Editorial: Death at sea and Trump's circle of denial
Published in Op Eds
Key members of Congress have seen with their own eyes how the U.S. military deliberately killed two men who survived a missile attack on their small boat.
What the video showed was either a war crime or simple murder. Whether that got through to the politicians depended largely on whether they were Democrats or Republicans.
America is supposed to be better than that.
From interviews with lawmakers who were in the secret briefing, it appears Republicans are once again forming a circle of denial around President Donald Trump and his morbidly unfit defense secretary, Pete Hegseth.
Senate Intelligence Committee Chairman Tom Cotton, R-Ark., said the attack was “righteous” and “highly lawful and lethal.”
‘Clearly illegal’
“The video we saw today showed two shipwrecked individuals who had no means to move, much less pose an immediate threat, and yet they were killed by the United States military,” said Rep.

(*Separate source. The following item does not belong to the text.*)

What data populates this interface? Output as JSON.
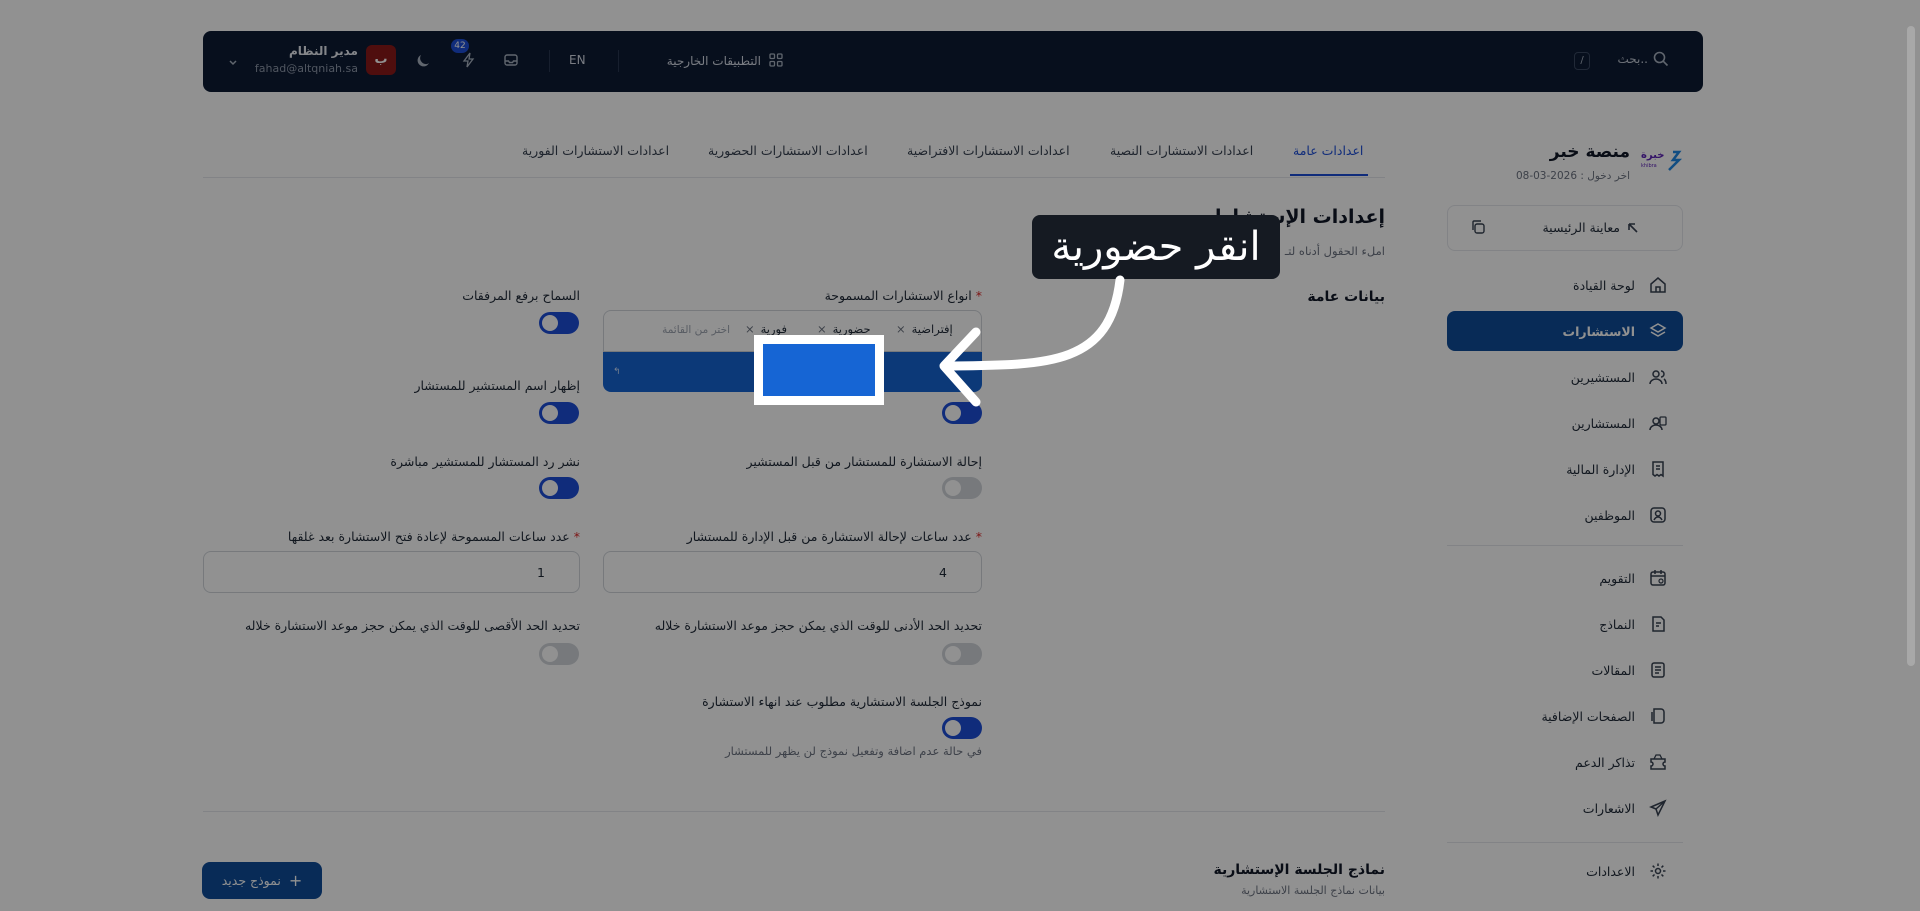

Jim Himes, D-Conn., ranking member of the House Intelligence Committee, in a joint statement with Rep. Adam Smith, D-Wash. “This was wrong.”
The Defense Department’s Law of War Manual is clear on this: “The wounded, sick and shipwrecked must be respected and protected at all times,” it explains. “This means that they should not be knowingly attacked, fired upon, or unnecessarily interfered with … For example, orders to fire upon the shipwrecked would be clearly illegal.”
But the focus on whether Hegseth or a subordinate should be held responsible for the second strike misses the big questions.
What “war” justified the first strike, let alone the second? What “war” permits continued lethal attacks on civilian vessels in waters far from our shores?
There have been at least 22 such attacks, with 87 deaths.
Glaring hypocrisy
Trump claims that Latin American drug smugglers are in armed conflict with the U.S., so they can be killed without arrest or trial. Yet, he also pardoned one of the worst drug kingpins ever brought to justice in the U.S. Our government accused former President Juan Orlando Hernandez of Honduras of “one of the largest and most violent drug-trafficking conspiracies in the world.”
Amid such glaring hypocrisy, nothing Trump says about illegal drugs deserves belief.
Outside the Trump regime, no serious legal or military experts accept that the alleged smugglers are anything but conventional criminals.
No, this is a “war” Trump declared on his own, despite the Constitution’s requirement that only the Congress can declare war.
The Coast Guard’s role
This “war” satisfies no condition under which a president may defend the U.S. from attack without involving Congress. There’s nothing about this “war” any different from the established, proper policy of having the Coast Guard intercept drug-smuggling vessels, seize their cargoes as evidence and arrest their crews for trial in U.S. courts.
If this is not a war as the rest of the world understands it, then the killings at sea — all of them, not just that second lethal strike — are plain, simple murder.
Either way, Hegseth should have to answer for it. The impeachment resolution filed against him in the House should be taken seriously. Nothing can likely come of it while Trump’s party still rules there, but the question of how a candidate would vote should be central to the congressional elections of 2026.
Another issue, verified by the acting Pentagon inspector general, is that Hegseth violated security protocols by sharing details of a pending military operation on the messaging app Signal.
The Wall Street Journal reported that Hegseth forced the unexplained resignation in October of the four-star admiral, Alvin Holsey, barely a year into his leadership of Southern Command, which supposedly is in charge of the drug war. Citing anonymous Pentagon sources, the paper said Holsey objected to the lethal attacks.
Pointing the finger
The official Pentagon line is to pin the blame for the second strike on Adm. Frank Bradley, who directed the operation. He should have to answer for it, of course.
But so should Hegseth — the man in charge.
Trump is plainly spoiling for a real war with Venezuela, and threatens to attack supposed smugglers on that nation’s sovereign soil. Why? Does he fancy extracting a stake in Venezuela’s vast oil reserves, comparable to what he has demanded of some private corporations? Is he just pushing boundaries to see what Congress will let him get away with?
How dimly the rest of the world views such conduct is evident at The Hague. The International Criminal Court is holding Rodrigo Duterte, the former Philippine president, for trial on charges of crimes against humanity involving extrajudicial killings in his own war on drugs.
Our president’s extrajudicial killings are at sea, targeting foreign nationals. Don’t be surprised if they eventually occur on U.S. soil.